The fund was set up in 1993 by John Meriwether who, despite being forced to leave Soloman Brothers after a bonds trading scandal, was regarded as the supreme virtuoso of global speculation. Another shareholder had previously been vice-president of the Federal Reserve Bank. Two others had won the Nobel Prize in mathematics for their sophisticated investment formulas. They were regarded as pre-eminent 'rocket scientists', as the theoretical speculators are known.
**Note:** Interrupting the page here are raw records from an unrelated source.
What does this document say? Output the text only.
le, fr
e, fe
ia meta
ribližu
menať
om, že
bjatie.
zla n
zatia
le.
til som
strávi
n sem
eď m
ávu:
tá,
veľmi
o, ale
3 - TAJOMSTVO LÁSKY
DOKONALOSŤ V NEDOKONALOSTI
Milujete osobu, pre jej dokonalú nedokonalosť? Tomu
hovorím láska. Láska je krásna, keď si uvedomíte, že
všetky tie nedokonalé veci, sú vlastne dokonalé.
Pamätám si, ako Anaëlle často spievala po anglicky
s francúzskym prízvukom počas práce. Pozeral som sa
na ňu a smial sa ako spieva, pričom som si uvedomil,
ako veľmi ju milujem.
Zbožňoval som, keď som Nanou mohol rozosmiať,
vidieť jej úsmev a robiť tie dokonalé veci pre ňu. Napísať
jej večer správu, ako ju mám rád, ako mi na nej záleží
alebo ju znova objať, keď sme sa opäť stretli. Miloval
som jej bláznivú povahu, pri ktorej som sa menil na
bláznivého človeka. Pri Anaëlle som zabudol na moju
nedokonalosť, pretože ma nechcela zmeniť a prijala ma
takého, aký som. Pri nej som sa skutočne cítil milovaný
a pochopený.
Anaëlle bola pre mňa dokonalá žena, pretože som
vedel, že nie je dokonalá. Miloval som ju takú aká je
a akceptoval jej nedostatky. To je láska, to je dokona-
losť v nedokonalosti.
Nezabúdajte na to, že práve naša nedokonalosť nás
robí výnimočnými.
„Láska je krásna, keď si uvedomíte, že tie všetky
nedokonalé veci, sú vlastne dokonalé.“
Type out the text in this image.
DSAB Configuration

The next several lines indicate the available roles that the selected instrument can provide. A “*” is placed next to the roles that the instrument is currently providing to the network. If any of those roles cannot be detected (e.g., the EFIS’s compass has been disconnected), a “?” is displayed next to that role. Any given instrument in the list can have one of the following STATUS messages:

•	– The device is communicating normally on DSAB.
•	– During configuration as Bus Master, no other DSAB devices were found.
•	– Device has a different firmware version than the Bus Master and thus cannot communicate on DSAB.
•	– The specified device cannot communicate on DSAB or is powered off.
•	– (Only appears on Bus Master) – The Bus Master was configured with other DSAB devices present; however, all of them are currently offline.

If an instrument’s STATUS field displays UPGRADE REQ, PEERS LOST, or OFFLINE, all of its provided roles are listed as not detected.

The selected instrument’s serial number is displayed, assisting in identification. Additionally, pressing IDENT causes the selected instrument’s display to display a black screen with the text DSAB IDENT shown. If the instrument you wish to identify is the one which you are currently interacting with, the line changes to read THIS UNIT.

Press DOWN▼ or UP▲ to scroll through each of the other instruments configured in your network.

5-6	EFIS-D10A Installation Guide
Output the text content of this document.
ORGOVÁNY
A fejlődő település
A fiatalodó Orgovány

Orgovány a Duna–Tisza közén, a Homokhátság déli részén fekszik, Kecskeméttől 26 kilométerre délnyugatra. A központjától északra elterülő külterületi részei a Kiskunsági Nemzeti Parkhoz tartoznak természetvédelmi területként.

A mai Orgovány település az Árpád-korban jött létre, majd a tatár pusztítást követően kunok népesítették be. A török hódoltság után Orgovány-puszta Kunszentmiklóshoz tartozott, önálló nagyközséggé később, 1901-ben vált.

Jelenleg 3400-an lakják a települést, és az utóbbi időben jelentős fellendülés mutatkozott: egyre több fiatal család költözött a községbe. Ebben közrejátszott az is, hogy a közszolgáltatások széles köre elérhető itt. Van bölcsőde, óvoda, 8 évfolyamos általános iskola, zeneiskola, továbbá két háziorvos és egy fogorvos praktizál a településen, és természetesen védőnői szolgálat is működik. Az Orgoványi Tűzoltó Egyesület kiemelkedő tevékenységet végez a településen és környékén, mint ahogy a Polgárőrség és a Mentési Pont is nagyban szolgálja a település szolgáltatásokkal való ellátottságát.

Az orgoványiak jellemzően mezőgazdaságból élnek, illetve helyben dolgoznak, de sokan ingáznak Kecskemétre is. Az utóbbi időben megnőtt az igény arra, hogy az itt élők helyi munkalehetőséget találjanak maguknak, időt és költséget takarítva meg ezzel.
Unfortunately, they forgot the old axiom that what goes up must come down.

When the Asian crisis broke out, Western capitalists began to blame it on the 'crony capitalism' of the East, demanding greater 'transparency' as a condition of rescue loans. But no outfit could have been more opaque than LTCM, which operated through a closed, secretive and incestuous clique of profit-mad speculators. Analysing the fiasco later, the New York Times (23 October) summed it up: 'Fund stars didn't tell, savvy financiers didn't ask'. What is this if not crony capitalism? Yet when LTCM crashed, 15 of the biggest banks, orchestrated by the Federal Reserve, immediately stepped in to bail them out.

  LTCM, however, is not out of the woods yet. And other hedge funds, including the Soros Group, have made massive losses. They surfed on the wave of globalised financial speculation of the last three or four years, but with the worldwide fall in markets, accompanied by a sharp decline of production and trade, hedge funds and finance houses have inevitably sustained huge losses. Already, there is an international banking crisis as banks register more and more losses from Asia, Russia, Latin America, and from their own speculative investments turning bad.

So far, the central banks, especially those of the US and Japan, have managed to prevent - or at least, postpone - a systemic crisis, through organising bail-outs or effective nationalisation of insolvent institutions. The partial recovery of the US and European stock exchanges since September has temporarily eased the pressure. The deepening recession in the US, however, will bring further falls. Justifying the rescue of LTCM, Alan Greenspan, Chairman of the Federal Reserve, said: "Substantial damage could have been inflicted on many market participants - (which) could have potentially impaired the economies of many nations". True. And the worst is yet to come.